Itinerari - L'Aquila La leggenda narra che 99 fossero i Castelli che contribuirono alla edificazione della città, ad ognuno dei quali fu assegnato uno spazio dentro le mura ove erigere una piazza, una chiesa e una fontana come principali opere di urbanizzazione. La tradizione tramanda il 99 come numero simbolico della città scandito dai rintocchi della campana della Torre Civica che segnano al tramonto l’ora del coprifuoco durante il quale si poteva girare solo se muniti di lume.

La leggenda prosegue nel Forte Spagnolo fortificato “AD REPRIMENDAM AUDACIAM AQUILANORUM”, oggi un monumento fonte di vanto e ricchezza per la città, ma che nel 1400 la ridusse a totale povertà durante la lotta per l’indipendenza dal regno di Napoli, l’intera costruzione fu pensata come macchina da guerra, è possibile visitare il forte dai sotterranei, ai bastioni, alle terrazze superiori, convertiti in auditorium, Sala Conferenze e Museo Nazionale d’Abruzzo. Una volta oltrepassato il ponte sul fossato del castello, attraverso archi e viuzze si arriva alla Basilica di San Bernardino voluta in onore di Bernardino degli Albizzechi, un frate francescano di origine senese morto a L’Aquila.
Itinerari - Basilica di San Bernardino Sul lato destro della Basilica sorge il Convento costituito da quattro chiostri, uno dei quali utilizzato come laboratorio artigiano di finissimi oggetti in ceramica decorata.
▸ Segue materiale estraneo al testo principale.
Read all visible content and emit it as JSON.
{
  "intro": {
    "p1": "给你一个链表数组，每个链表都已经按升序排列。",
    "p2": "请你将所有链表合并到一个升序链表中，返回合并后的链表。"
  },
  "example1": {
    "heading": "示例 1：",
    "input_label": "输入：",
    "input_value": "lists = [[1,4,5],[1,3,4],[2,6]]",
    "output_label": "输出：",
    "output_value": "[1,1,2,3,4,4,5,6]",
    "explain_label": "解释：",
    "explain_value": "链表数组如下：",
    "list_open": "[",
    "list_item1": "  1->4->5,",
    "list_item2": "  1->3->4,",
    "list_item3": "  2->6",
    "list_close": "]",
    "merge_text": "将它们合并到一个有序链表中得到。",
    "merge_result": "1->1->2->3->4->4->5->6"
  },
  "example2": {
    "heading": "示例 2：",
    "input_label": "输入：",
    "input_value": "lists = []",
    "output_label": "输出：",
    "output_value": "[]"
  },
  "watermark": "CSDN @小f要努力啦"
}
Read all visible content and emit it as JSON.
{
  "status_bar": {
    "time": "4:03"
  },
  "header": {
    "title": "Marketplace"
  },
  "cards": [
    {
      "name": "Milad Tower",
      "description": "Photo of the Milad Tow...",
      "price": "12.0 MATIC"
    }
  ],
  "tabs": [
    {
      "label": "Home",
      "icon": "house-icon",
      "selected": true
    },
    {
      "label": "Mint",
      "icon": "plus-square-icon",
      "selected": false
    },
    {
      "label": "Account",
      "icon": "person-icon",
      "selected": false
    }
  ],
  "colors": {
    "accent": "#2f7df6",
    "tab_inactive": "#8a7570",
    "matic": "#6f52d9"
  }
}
Il tour prosegue lungo Corso Vittorio Emanuele fino alla Piazza del Duomo “Platea Forii” centro del potere religioso, dove sorge la chiesa di S. Massimo patrono della città, e come tradizione ogni giorno vi si svolge il mercato.

Sosta per il pranzo a scelta tra i ristoranti convenzionati e successivamente si riprende la visita verso la Basilica di Collemaggio costruita per volere di Pietro da Morrone che vi fu consacrato Papa nel 1924 con il nome di Celestino V. Sul lato sinistro della Basilica è situata la Porta Santa che dall’incoronazione di Celestino V viene aperta ogni anno il 28 Agosto per la concessione dell’indulgenza papale accompagnata da un corteo cittadino in cui viene riportata la “Bolla del Perdono”. Risalendo verso il centro della città si susseguono colorate le vetrine dei negozi aquilani meta di un piccolo break per lo shopping.

Itinerari - Fontana delle 99 Cannelle L’ultima visita sarà dedicata alla Fontana delle 99 Cannelle indiscutibile simbolo della città, uno dei più originali e famosi monumenti; noto come pubblico lavatoio, la Fontana di forma trapezoidale è delimitata da mura quattrocentesche di pietra bianca e rosa di Genzano che richiama il motivo della facciata della Basilica di Collemaggio, realizzata nello stesso periodo. L’acqua zampilla da 99 cannelle sporgenti da 93 mascheroni dai vari motivi umani e animali.